Sources said GST revenue grew 14% during Novermber18–March19 period, which was after substantial rate cuts had been made.
The declining trend in goods and services tax (GST) revenue this fiscal is largely due to a cyclical consumption slowdown, especially in the auto sector, official sources said while refuting Kerala finance minister Thomas Isaac’s view that it was a reflection of inefficient administration of rates that were slashed below revenue-neutral levels.
Isaac had expressed his views through a tweet on Wednesday, a day after GST collection for September came in. The mop-up at Rs 91,916 crore was the lowest in 19 months and only for the second time since the GST was launched in July 2017, that monthly collection dipped (2.7%) compared with the year-ago period.
Sources said GST revenue grew 14% during Novermber18–March19 period, which was after substantial rate cuts had been made. The GST mop-up started to slow down to a 5% growth level since April 2019, which disproves that rate cuts impacted revenue growth, sources said.
“Low GST collection is not because of slashing of rates but cyclical slowdown in auto & some other sectors are major contributors. Most rate cuts were in 2018 but from Nov 18 to March 19 growth of revenue was 14%. Kerala party to every rate cut,” Sushil Modi, deputy chief minister of Bihar, tweeted on Thursday.
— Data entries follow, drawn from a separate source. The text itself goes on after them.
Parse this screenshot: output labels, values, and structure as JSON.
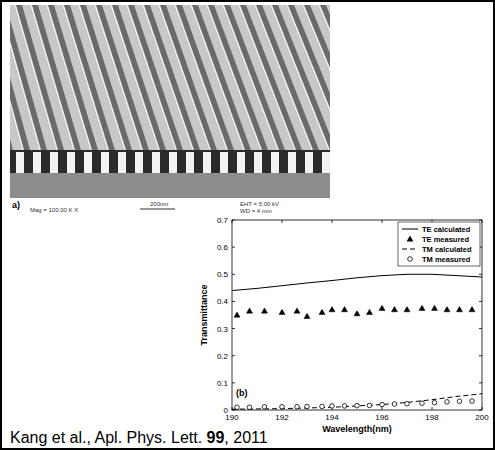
{
  "chart_data": {
    "type": "line",
    "x_label": "Wavelength(nm)",
    "y_label": "Transmittance",
    "panel_label": "(b)",
    "xlim": [
      190,
      200
    ],
    "xticks": [
      190,
      192,
      194,
      196,
      198,
      200
    ],
    "ylim": [
      0,
      0.7
    ],
    "yticks": [
      0,
      0.1,
      0.2,
      0.3,
      0.4,
      0.5,
      0.6,
      0.7
    ],
    "grid": false,
    "legend": "upper right",
    "series": [
      {
        "name": "TE calculated",
        "type": "line",
        "color": "#000000",
        "line_style": "solid",
        "marker": "none",
        "x": [
          190,
          191,
          192,
          193,
          194,
          195,
          196,
          197,
          198,
          199,
          200
        ],
        "values": [
          0.44,
          0.448,
          0.458,
          0.468,
          0.477,
          0.487,
          0.495,
          0.5,
          0.5,
          0.495,
          0.49
        ]
      },
      {
        "name": "TE measured",
        "type": "scatter",
        "color": "#000000",
        "line_style": "none",
        "marker": "triangle",
        "x": [
          190.2,
          190.7,
          191.3,
          192.0,
          192.6,
          193.0,
          193.6,
          194.0,
          194.5,
          195.0,
          195.5,
          196.0,
          196.5,
          197.0,
          197.6,
          198.1,
          198.6,
          199.1,
          199.6
        ],
        "values": [
          0.35,
          0.365,
          0.365,
          0.36,
          0.365,
          0.345,
          0.36,
          0.37,
          0.37,
          0.355,
          0.36,
          0.375,
          0.37,
          0.37,
          0.375,
          0.375,
          0.37,
          0.37,
          0.37
        ]
      },
      {
        "name": "TM calculated",
        "type": "line",
        "color": "#000000",
        "line_style": "dashed",
        "marker": "none",
        "x": [
          190,
          192,
          194,
          195,
          196,
          197,
          198,
          199,
          200
        ],
        "values": [
          0.003,
          0.005,
          0.01,
          0.015,
          0.02,
          0.028,
          0.038,
          0.05,
          0.06
        ]
      },
      {
        "name": "TM measured",
        "type": "scatter",
        "color": "#000000",
        "line_style": "none",
        "marker": "circle",
        "x": [
          190.2,
          190.7,
          191.3,
          192.0,
          192.6,
          193.0,
          193.6,
          194.0,
          194.5,
          195.0,
          195.5,
          196.0,
          196.5,
          197.0,
          197.6,
          198.1,
          198.6,
          199.1,
          199.6
        ],
        "values": [
          0.01,
          0.01,
          0.012,
          0.012,
          0.012,
          0.013,
          0.013,
          0.015,
          0.015,
          0.016,
          0.017,
          0.02,
          0.022,
          0.023,
          0.025,
          0.027,
          0.03,
          0.032,
          0.033
        ]
      }
    ]
  },
  "sem_image": {
    "panel_label": "a)",
    "scale_bar": "200nm",
    "eht": "EHT = 5.00 kV",
    "mag": "Mag = 100.00 K X",
    "wd": "WD = 4 mm"
  },
  "caption": [
    "Kang et al., Apl. Phys. Lett. ",
    "99",
    ", 2011"
  ]
}
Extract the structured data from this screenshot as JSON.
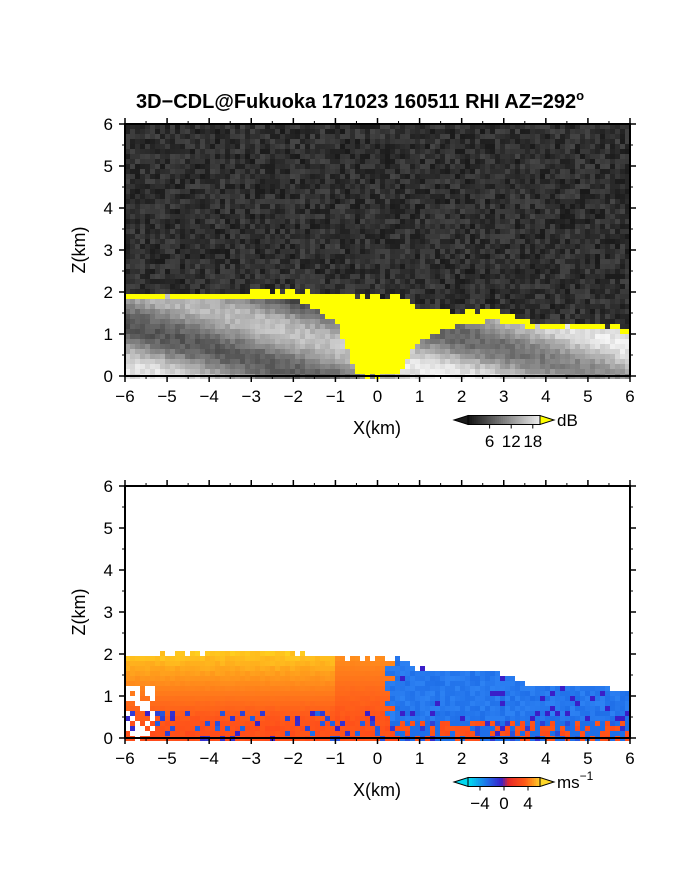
{
  "title": "3D−CDL@Fukuoka 171023 160511 RHI AZ=292",
  "title_degree": "o",
  "colors": {
    "snr_background": "#272727",
    "snr_saturated": "#ffff00",
    "vel_negative": "#1f6fe8",
    "vel_positive": "#ff4a1a",
    "vel_high": "#ffd21f",
    "vel_zero_band": "#3a1fc8"
  },
  "chart_data": [
    {
      "type": "heatmap",
      "name": "snr",
      "xlabel": "X(km)",
      "ylabel": "Z(km)",
      "xlim": [
        -6,
        6
      ],
      "ylim": [
        0,
        6
      ],
      "xticks": [
        -6,
        -5,
        -4,
        -3,
        -2,
        -1,
        0,
        1,
        2,
        3,
        4,
        5,
        6
      ],
      "yticks": [
        0,
        1,
        2,
        3,
        4,
        5,
        6
      ],
      "grid": false,
      "colorbar": {
        "unit": "dB",
        "ticks": [
          6,
          12,
          18
        ],
        "range": [
          0,
          20
        ],
        "scale": "grayscale",
        "over_color": "#ffff00"
      },
      "echo_top_km": {
        "x": [
          -6,
          -5,
          -4,
          -3,
          -2,
          -1,
          -0.5,
          0,
          0.5,
          1,
          1.5,
          2,
          2.5,
          3,
          3.5,
          4,
          4.5,
          5,
          5.5,
          6
        ],
        "z": [
          1.95,
          1.95,
          1.95,
          2.0,
          2.0,
          1.95,
          1.9,
          1.9,
          1.9,
          1.6,
          1.6,
          1.5,
          1.55,
          1.55,
          1.3,
          1.25,
          1.25,
          1.25,
          1.2,
          1.15
        ]
      },
      "saturated_region": {
        "x": [
          -6,
          -5,
          -4,
          -3,
          -2,
          -1,
          -0.5,
          0,
          0.5,
          1,
          1.5,
          2,
          2.5,
          3,
          3.5,
          4,
          4.5,
          5,
          5.5,
          6
        ],
        "bottom_km": [
          1.85,
          1.9,
          1.9,
          1.9,
          1.85,
          1.4,
          0.1,
          0.0,
          0.1,
          0.9,
          1.1,
          1.25,
          1.35,
          1.35,
          1.2,
          1.2,
          1.2,
          1.2,
          1.15,
          1.1
        ]
      }
    },
    {
      "type": "heatmap",
      "name": "doppler_velocity",
      "xlabel": "X(km)",
      "ylabel": "Z(km)",
      "xlim": [
        -6,
        6
      ],
      "ylim": [
        0,
        6
      ],
      "xticks": [
        -6,
        -5,
        -4,
        -3,
        -2,
        -1,
        0,
        1,
        2,
        3,
        4,
        5,
        6
      ],
      "yticks": [
        0,
        1,
        2,
        3,
        4,
        5,
        6
      ],
      "grid": false,
      "colorbar": {
        "unit": "ms",
        "unit_exponent": "−1",
        "ticks": [
          -4,
          0,
          4
        ],
        "tick_labels": [
          "−4",
          "0",
          "4"
        ],
        "range": [
          -6,
          6
        ],
        "scale": "cyan-blue-red-yellow"
      },
      "echo_top_km": {
        "x": [
          -6,
          -5,
          -4,
          -3,
          -2,
          -1,
          -0.5,
          0,
          0.5,
          1,
          1.5,
          2,
          2.5,
          3,
          3.5,
          4,
          4.5,
          5,
          5.5,
          6
        ],
        "z": [
          1.95,
          2.0,
          2.05,
          2.05,
          2.0,
          1.95,
          1.9,
          1.9,
          1.9,
          1.65,
          1.6,
          1.6,
          1.6,
          1.55,
          1.3,
          1.25,
          1.25,
          1.25,
          1.2,
          1.15
        ]
      },
      "sign_boundary_x_km": 0.3
    }
  ]
}
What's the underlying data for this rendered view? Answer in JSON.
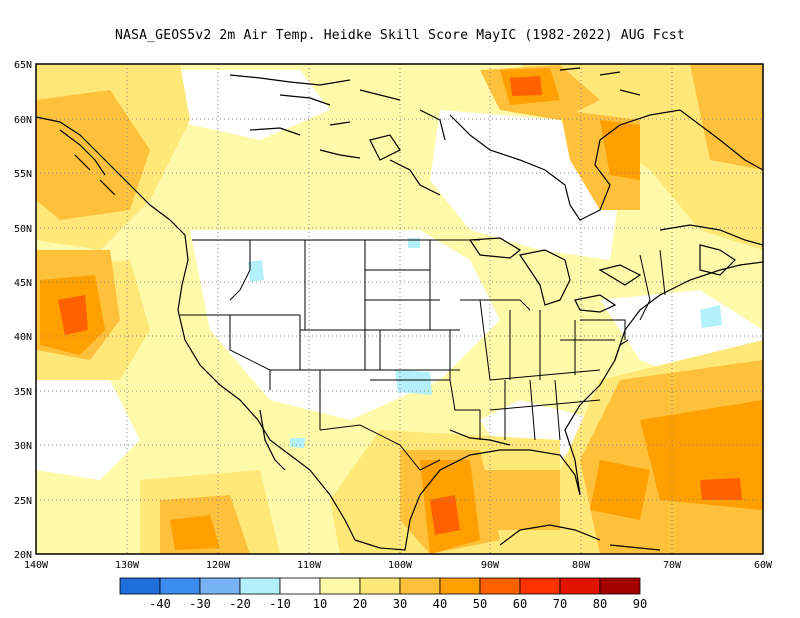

The collection in September was impacted by widespread disruption due to rainfall in major economic centers like Mumbai which further affected consumption. Further, while GST revenue witnessed a less-than-expected growth rate of 5% during May-August 2019, tax on domestic inter- and intra-state supplies has seen a growth of 9%, which has been pulled down by a negative growth rate of 4% in GST on imports.
Reacting to Isaac’s comments on rate cut, sources said all such decisions have been unanimous, except for one instance when Kerala asked for voting on the GST rate for lottery. Kerala tax officials also participated in fitment committee meetings where officials prepare and discuss proposals for rate cuts, sources said.
“Record low GST collection is not only a reflection of economic slowdown, but also the mess in GST administration. What compliance can you expect when even first annual return is yet to be filed? And also rates have been continuously slashed to less than revenue-neutral levels,” Isaac had tweeted on Wednesday.
The GST Council has had to extend the deadline for filing annual returns for the first year of GST (FY18) to November 30. The original deadline was December 31, 2018 but four extensions have been granted.